From Man to Man Read online

Page 6


  VII.

  'This is no time for thought.'

  "Duck!" Draven yelled.

  'Though you might look more like a chicken.'

  Nicolas fell to the floor, hands over his head. The bandit's sword cut through the air, slashing for the Tax Collector's back.

  Clang!

  Sparks, the ring of steel. The axe leapt in Draven's grip, the shock of the blow jarring his arms. The weapon sheared through the rusted sword, snapping the blade near the hilt. The outlaw screamed at first in shock, then agony as the axe clove into his gut. Draven sidestepped around the man, wrenching the axe-head free with a wet crunch. The outlaw dropped to his knees before pitching to one side, howling, pawing uselessly as his insides became outsides.

  "Run!" Draven yelled at the Tax Collector.

  Wild-eyed and white, Nicolas gawped up at him from the dirt.

  "Get up!" Draven hauled him upright by the collar and sent him on his way with a boot to the seat of his pants.

  Nicolas staggered but kept to his feet, sprinting back towards the village. He darted this way and that through the trees, as madcap as a headless chicken. Arrows gave chase, but the outlaws did not seem to follow on foot.

  Draven turned from the fleeing Tax Collector, dropping to a crouch. An arrow whipped past, and he spun out of its way. The shot took a hooded man in the shoulder as he crept upon Draven.

  "You missed!" Draven laughed.

  "I was aiming for his throat – you got in the way!" Shrike's voice echoed from the trees.

  Draven saw to the outlaw with the flat of his axe, a clout loud enough to knock the sense to stay down. And stay down the outlaw did.

  The axe swung up, glinting in a fracture of dying sunlight through the canopy.

  "Stop!" A stranger cried from the forest.
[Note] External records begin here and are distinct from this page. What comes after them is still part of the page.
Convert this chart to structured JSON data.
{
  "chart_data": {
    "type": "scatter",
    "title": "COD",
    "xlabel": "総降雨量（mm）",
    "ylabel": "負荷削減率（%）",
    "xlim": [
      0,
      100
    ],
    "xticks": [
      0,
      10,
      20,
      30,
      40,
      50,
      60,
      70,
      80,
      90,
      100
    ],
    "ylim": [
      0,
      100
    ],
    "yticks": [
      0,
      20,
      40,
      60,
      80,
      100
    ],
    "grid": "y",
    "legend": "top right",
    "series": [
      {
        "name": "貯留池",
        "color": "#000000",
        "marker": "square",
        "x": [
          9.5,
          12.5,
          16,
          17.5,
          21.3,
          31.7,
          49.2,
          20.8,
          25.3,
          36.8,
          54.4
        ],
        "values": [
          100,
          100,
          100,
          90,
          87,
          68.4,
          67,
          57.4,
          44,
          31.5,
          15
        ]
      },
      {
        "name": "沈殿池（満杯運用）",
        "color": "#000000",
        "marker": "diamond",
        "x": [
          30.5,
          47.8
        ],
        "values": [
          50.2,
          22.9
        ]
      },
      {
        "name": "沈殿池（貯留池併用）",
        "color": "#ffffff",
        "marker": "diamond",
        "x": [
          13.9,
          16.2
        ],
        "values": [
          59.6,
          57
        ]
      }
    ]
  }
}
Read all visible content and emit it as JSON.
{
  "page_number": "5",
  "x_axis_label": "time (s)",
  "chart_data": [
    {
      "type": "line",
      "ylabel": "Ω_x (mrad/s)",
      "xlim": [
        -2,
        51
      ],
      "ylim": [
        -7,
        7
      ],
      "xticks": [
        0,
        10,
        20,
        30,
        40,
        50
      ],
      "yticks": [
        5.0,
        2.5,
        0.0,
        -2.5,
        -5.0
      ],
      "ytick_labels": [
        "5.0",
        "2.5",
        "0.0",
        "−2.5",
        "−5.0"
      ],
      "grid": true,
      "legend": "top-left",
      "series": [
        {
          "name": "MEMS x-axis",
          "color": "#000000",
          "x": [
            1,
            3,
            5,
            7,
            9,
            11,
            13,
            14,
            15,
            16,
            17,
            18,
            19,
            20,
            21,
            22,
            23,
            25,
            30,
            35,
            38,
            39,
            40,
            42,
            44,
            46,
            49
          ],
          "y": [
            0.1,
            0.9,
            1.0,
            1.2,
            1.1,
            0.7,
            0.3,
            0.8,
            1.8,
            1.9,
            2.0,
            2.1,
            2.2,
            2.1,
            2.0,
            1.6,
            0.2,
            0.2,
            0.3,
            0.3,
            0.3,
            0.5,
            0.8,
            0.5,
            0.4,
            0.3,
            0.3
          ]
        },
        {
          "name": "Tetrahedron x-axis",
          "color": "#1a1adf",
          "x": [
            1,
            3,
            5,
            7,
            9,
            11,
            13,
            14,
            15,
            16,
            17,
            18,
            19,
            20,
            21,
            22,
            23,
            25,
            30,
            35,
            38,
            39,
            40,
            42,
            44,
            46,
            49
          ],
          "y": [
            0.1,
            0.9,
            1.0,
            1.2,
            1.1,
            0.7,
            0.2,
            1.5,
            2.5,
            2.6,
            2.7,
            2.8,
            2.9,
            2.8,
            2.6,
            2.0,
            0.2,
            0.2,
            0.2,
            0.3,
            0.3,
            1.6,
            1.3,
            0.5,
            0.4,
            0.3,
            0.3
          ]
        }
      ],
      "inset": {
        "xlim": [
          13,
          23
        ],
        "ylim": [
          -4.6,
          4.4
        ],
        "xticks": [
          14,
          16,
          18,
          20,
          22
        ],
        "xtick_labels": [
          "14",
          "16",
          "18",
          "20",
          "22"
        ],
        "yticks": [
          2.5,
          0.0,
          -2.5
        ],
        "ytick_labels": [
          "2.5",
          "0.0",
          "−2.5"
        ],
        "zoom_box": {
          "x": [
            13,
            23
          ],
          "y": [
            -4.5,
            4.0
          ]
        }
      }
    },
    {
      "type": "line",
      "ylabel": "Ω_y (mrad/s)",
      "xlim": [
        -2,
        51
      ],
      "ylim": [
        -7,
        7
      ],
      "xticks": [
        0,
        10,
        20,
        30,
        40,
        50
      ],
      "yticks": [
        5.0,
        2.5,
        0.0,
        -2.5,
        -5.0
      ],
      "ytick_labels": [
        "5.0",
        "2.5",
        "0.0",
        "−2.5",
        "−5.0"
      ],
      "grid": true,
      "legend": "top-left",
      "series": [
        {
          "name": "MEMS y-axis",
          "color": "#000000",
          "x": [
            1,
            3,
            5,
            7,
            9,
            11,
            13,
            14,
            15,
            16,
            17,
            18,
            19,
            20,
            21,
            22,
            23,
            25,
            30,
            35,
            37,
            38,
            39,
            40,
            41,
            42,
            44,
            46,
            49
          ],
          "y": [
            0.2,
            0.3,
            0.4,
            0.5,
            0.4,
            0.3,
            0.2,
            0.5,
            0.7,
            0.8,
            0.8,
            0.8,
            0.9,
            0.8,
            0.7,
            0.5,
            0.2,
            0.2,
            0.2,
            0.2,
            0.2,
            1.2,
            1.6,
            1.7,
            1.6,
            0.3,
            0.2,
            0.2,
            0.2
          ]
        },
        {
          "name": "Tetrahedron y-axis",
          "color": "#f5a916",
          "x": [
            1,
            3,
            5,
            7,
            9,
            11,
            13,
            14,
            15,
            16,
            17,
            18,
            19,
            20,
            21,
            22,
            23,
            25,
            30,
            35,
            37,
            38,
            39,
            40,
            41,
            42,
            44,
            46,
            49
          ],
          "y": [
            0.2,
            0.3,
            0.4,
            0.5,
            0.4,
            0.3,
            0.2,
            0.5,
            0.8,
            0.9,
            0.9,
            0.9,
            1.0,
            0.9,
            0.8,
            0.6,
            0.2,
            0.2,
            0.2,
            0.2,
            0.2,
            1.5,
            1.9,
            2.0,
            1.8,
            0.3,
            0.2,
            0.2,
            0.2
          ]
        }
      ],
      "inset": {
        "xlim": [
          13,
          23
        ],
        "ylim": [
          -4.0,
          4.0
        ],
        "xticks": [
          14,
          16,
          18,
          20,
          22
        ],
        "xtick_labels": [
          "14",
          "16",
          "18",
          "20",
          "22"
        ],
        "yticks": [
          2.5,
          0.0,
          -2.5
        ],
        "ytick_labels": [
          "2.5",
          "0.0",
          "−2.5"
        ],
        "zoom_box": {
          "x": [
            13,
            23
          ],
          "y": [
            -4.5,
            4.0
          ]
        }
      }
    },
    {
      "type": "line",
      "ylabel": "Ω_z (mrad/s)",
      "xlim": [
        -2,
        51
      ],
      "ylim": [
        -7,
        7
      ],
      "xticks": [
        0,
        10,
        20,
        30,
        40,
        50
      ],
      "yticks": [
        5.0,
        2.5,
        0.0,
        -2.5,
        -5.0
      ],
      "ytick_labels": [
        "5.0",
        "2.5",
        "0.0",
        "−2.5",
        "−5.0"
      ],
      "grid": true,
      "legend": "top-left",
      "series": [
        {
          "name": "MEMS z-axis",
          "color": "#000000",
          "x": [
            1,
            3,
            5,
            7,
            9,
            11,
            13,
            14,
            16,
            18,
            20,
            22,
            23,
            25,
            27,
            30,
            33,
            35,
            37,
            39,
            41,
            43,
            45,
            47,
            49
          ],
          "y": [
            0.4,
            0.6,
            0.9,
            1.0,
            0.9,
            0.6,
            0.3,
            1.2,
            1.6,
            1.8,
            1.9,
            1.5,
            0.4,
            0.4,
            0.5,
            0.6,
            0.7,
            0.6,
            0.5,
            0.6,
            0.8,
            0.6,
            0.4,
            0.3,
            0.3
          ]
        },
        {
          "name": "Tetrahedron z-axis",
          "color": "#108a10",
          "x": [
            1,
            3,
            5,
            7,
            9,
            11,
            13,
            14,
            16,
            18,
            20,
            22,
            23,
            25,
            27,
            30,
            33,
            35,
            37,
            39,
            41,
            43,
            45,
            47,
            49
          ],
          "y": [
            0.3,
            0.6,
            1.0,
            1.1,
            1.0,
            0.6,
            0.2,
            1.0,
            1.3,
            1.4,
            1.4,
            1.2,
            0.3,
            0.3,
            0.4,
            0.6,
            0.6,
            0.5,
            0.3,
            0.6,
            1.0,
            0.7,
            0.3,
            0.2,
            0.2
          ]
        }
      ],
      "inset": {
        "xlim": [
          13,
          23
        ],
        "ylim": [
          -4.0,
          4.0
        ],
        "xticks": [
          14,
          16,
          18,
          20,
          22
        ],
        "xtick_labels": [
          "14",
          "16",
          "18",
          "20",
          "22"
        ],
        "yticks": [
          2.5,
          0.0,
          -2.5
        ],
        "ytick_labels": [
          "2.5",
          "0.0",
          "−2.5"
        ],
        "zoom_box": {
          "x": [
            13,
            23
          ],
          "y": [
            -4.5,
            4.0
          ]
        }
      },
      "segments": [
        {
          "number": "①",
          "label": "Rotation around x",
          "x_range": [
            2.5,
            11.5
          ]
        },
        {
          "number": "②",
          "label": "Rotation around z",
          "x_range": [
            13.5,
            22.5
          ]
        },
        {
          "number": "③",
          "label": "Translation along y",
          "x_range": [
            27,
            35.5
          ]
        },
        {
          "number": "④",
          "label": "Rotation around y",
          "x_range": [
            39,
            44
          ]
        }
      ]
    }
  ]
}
  A last arrow arced lazily through the trees, skipping across the earth.

  Draven remained where he was, axe readied over the downed outlaw. "Show yourselves! Or this one'll have more than an arrow in the arm to worry about."

  A single outlaw stepped into view from the forest, hands raised before him. Grey bearded on a long face, with curled horns of matted hair, the man ventured a nervous smile, thin lips drawn back over small teeth. The old man reminded Draven of an old goat.

  "Don't kill him – we only meant to scare ya." The outlaw's eyes never left the axe in Draven's hold.

  "Scare? You mean rob!"

  The forest creaked expectantly. Draven guessed it not to be the boughs of the trees, rather the strings of numerous bows.

  Goat-face tossed his head, sucking on his lips. "Scare ya off so you'd leave the coin," he bleated, scuffing the dirt with a toeless boot. "No harm, no foul."

  "And if we hadn't scared so easily?" Draven let the axe hover expectantly over the downed outlaw.

  "Then we'd have had a word – just like we're doing now." Goat-face kept his hands up before him, but Draven noticed the fingers of his left hand begin to curl.

  "Close that fist and I'll cut his head off."

  Goat-face's fingers straightened. "I see you've had words before…what about an offer?"

  "Terms?"

  "A split. There's fourteen of us-"

  'Not counting the three I killed, and one for Shrike…that leaves ten.'

  "-And only two of you. How about an even share? You walk away with a cut, a finder's fee if you will, and we take the rest. No-one else needs get hurt."

  'Ten to two.' Draven scoped the woodland for the remaining outlaws. Goat-face was good. The old man kept his eyes forward, not even a glance to betray his band. 'Ten to two – a twelfth of the taxes is a fair amount…any coin's a coin.'

  "Uncle!" Another outlaw stepped from the trees. Stepped wasn't the right word, Draven decided, frowning as he watched the glutton waddle forwards. A squished face, jowls that shook with each waddle, and fingers more sausage than digit wrapped around a sword, the outlaw came puffing and panting.

  Pig-nose stooped to catch his breath. "Uncle, there's only two of them. We can handle two, leave it to the lads."

  'The only thing you could manage is slops.' Draven itched to wring his bandana. 'I'll be damned if I'm going to let a band of the old, the fat and the inept beat me out of work – work that I know!'

  Goat-face prodded Pig-nose silent, before turning to Draven. "What say you?"

  "Will you hear my terms?"

  "Go on."

  Taking a deep breath, Draven planted his feet. "There's more than enough coin for two men to carry between them. The Tax Collector carried it all by himself."

  Goat-face worked his jaw. "So?"

  The axe spun idly in Draven's grip, sunlight dancing on its blade. The reflection caught iron in the undergrowth to his left. Before Draven could shout, an arrow streaked into the trees. A dull thump followed, accompanied by Shrike's laughter.

  "I think my friend and I can manage the coin by ourselves." Draven smiled. "That's one less on your side – better luck next time, you'll get bigger cuts."

  Goat-face bristled. "I'll give you cuts! At 'em lads! An extra coin for the one that brings me the archer's hands!"